A day after a meeting with North Korean leader Kim Jong-un, the South’s National Security Office chief Chung Eui-yong said Thursday that both parties had reiterated their pledge to adopt the end-of the-war declaration as a trust-building measure to ease decades-old animosity.
Kim reassured the South Korean envoy that the declaration would not lead to the withdrawal of 28,500 US forces stationed in South Korea -- a major concern for security policymakers in Washington.
“The declaration has nothing to do with weakening the South Korea-US alliance and withdrawal of US forces in South Korea,” Kim was quoted as saying by Chung.
|National Security Office chief Chung Eui-yong(left) shakes hands with North Korea`s leader Kim Jong-un. Yonhap|
However, analysts say that Kim’s assurance is not enough to change Washington’s reluctance to declare an end to the Korean War, a symbolic measure to ease North Korea’s security concerns until the armistice agreement is replaced with a peace treaty.

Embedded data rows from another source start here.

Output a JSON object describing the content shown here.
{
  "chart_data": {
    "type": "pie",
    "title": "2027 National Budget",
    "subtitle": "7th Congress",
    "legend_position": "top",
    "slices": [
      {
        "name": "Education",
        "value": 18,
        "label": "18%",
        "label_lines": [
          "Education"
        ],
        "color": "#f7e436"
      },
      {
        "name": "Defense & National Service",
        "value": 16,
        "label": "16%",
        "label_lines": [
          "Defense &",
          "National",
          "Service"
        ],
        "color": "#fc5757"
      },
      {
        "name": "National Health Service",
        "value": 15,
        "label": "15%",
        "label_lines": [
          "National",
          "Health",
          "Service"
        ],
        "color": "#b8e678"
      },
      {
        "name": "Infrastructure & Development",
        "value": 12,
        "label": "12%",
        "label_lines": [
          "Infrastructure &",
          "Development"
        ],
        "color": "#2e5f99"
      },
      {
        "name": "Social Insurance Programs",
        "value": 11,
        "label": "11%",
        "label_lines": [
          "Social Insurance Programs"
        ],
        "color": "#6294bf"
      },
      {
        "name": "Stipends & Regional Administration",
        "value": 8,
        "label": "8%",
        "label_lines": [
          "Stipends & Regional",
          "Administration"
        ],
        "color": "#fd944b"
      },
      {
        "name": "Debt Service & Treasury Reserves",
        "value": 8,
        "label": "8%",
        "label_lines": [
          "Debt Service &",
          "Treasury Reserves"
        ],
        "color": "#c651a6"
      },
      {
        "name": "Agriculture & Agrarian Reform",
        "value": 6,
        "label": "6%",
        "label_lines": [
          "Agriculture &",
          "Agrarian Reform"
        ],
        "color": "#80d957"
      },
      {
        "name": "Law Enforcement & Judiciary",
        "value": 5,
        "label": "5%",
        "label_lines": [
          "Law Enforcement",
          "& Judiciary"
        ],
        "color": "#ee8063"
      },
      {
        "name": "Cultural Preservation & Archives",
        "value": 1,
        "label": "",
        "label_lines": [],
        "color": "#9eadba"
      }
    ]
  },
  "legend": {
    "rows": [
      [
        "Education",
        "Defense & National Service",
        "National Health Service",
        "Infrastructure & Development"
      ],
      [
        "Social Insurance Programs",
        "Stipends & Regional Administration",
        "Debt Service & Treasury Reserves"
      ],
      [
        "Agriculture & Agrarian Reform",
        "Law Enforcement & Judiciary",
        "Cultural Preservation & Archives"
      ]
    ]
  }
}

Washington has insisted that North Korea first hand over a full inventory of its nuclear program before the declaration. North Korea, on the other hand, says the US should sign the agreement first, as it has already taken serious steps for denuclearization,
While North Korean leader Kim described to Chung his decision to dismantle nuclear and missile test facilities as “a pre-emptive measure for good faith,” experts said those measures fall short of meeting Washington’s expectations.
“Washington’s resistance to the end-of-the-war declaration is not as strong as before. Some even believe it could make such concessions,” said Ko Myung-hyun, a researcher at the Asan Institute for Policy Studies, who recently met with US security officials and experts.
“But shutting down a nuclear testing ground and a missile engine facility site is not enough. It needs a bigger show to impress the US, such as dismantlement of intercontinental ballistic missiles. But will North Korea do it? I doubt it. That’s the problem.”
Experts also noted adopting the declaration would deprive the US of major leverage against North Korea during the denuclearization process, given the mounting criticism in Washington that President Trump has made too many concessions.
After his summit with Kim in Singapore, Trump abruptly accepted Kim’s demand that Washington should stop its joint military exercise with South Korea. Defense Secretary Jim Mattis said last month there would be no more halt to any more exercises.
The decision has prompted Trump to use the declaration as the only way to mount pressure on North Korea’s denuclearization, as other measures, such as sanctions relief, requires congressional approval.
“I think there is little leverage left for Trump to strike a deal with North Korea using his own presidential authority,” said Park Won-gon, an international relations professor at Handong Global University.
“We still don’t know exactly what Kim promised on denuclearization to the South Korean envoy. But if there were no significant difference from what was announced today, Washington would unlikely to change its position.”